To break down operant conditioning, there is what’s called the operant conditioning quadrant. This quadrant is made up of: Positive Reinforcement, Negative Reinforcement, Positive Punishment, and Negative Punishment.
Now, as you can see, this quadrant is broken into two categories which is: reinforcement and punishment.
Reinforcement is used to INCREASE the behavior in a dog. Punishment is used to DECREASE a behavior in a dog.
Now, look at negative and positive like math! Negative, you are removing something or taking something away. Positive, you are adding something.
Let’s break down each one…
This is doing things such as marker training with your dog, he gives you a desired behavior (sit, down, heel, place, etc), you immediately give him a desirable reward such as a treat, a ball, a tug or praise. Again, positive, so you are ADDING a reward.
This is training such as prong collar or ecollar training. Negative reinforcement means something already present is removed (taken away) as a result of completing a behavior and the behavior that led to this removal will increase in the future because it created a favorable outcome. A good example would be the seat belt in your car, your car “dings” annoyingly until you put it on. So, you generally put it on quickly in order to avoid the nagging. Again, negative, so you are TAKING AWAY the nagging.
This involves presenting an undesirable outcome or event following an unwanted behavior. An example of positive punishment is if your dog jumps up on you, then you correct him with an ecollar or knee him off of you. You have given the dog an unwanted outcome following an unwanted action. An easy example of this, would be something as simple as a hot stove. If you touch a stove, immediately after, you get burned. So, this decreases the likelihood you will do it again. Again, positive, so you are ADDING something (adding an unwanted outcome).

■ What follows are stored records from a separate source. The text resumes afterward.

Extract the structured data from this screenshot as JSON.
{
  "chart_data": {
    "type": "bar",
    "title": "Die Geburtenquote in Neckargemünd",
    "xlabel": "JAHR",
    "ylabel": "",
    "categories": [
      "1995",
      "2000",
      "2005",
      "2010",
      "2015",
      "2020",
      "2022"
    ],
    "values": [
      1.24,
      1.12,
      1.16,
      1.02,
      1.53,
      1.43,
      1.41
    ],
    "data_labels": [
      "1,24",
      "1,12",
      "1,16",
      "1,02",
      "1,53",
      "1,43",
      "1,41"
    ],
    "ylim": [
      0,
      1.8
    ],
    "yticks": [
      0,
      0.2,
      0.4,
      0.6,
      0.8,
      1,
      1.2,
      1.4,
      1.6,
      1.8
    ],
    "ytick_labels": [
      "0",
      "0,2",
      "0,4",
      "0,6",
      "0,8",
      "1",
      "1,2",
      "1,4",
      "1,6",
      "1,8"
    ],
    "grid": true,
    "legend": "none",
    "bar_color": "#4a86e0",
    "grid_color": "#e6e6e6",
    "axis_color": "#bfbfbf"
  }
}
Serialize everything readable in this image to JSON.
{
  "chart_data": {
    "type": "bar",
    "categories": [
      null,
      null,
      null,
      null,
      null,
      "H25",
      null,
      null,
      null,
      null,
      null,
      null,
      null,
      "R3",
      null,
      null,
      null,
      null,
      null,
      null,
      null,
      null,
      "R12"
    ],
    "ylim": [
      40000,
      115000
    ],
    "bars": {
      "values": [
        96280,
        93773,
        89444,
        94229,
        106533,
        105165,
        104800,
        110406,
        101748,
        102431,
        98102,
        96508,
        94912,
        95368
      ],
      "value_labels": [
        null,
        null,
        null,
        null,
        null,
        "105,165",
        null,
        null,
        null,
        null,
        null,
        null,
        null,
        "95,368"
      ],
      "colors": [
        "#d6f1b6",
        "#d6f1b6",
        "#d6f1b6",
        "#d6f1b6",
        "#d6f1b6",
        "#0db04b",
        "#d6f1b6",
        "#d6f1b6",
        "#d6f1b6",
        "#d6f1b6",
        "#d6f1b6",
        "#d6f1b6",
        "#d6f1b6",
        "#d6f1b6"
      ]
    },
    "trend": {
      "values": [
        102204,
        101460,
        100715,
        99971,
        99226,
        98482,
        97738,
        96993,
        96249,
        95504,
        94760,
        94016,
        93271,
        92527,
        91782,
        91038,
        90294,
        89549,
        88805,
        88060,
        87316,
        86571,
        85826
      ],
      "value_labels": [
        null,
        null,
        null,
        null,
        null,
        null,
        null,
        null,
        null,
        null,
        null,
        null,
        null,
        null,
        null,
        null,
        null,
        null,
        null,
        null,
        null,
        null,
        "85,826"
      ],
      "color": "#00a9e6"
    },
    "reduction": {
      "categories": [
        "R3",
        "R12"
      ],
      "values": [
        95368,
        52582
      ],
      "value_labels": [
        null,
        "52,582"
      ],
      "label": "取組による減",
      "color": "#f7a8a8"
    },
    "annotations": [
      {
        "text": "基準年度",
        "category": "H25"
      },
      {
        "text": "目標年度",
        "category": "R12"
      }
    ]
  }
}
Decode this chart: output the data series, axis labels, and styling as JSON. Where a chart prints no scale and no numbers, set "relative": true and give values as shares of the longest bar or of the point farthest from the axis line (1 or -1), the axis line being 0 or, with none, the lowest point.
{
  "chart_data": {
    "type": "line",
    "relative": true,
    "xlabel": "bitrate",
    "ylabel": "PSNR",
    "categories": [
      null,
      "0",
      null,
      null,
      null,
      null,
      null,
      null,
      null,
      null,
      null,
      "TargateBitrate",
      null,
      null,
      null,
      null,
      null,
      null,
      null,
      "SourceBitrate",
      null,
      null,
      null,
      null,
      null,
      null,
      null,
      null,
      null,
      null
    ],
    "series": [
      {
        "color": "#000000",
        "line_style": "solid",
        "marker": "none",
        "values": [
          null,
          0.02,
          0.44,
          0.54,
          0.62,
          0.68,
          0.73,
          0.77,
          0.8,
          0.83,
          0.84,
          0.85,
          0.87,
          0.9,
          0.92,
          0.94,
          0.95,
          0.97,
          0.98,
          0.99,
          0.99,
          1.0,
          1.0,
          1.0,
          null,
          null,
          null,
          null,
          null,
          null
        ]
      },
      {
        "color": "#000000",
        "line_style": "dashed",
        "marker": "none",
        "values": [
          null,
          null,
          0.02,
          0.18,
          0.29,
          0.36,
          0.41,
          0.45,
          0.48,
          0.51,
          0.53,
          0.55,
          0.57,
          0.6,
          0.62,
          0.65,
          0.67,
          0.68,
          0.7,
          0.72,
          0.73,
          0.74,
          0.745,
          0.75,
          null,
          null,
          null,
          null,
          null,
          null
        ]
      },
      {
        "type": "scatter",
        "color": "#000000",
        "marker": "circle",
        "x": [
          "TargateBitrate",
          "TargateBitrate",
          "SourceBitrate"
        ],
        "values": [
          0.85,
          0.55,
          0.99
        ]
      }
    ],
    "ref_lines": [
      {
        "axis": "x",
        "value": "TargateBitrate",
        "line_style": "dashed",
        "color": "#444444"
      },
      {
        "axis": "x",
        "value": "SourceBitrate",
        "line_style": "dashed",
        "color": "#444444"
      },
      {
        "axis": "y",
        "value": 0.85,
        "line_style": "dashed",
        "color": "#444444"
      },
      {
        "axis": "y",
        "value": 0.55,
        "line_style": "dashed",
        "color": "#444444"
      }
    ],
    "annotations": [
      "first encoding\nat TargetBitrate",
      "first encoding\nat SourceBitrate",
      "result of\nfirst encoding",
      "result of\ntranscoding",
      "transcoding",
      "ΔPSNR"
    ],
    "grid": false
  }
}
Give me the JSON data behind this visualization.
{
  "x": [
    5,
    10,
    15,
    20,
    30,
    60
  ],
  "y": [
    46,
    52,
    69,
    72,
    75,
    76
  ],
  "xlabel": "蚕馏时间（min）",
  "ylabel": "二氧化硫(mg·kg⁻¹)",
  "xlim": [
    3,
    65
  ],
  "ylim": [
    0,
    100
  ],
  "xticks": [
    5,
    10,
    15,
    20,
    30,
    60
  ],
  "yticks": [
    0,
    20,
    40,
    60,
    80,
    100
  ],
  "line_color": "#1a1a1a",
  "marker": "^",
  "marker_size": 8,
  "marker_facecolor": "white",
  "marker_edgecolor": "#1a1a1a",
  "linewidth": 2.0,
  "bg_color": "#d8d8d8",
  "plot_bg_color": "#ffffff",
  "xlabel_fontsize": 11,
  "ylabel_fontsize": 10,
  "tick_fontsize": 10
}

This is when you REMOVE a highly desirable stimulus for your dog displaying an unwanted behavior. For example, if you are trying to get your dog to sit or down; however, he is not paying attention, so you take away his ball/tug. An easy example of this would be two siblings get into a fight over who gets the new toy, so the parents simply take the toy away from them. Again, “negative,” so you are REMOVING something (the toy).
A lot of balanced trainers use the entire quadrant in some form or another when training dogs.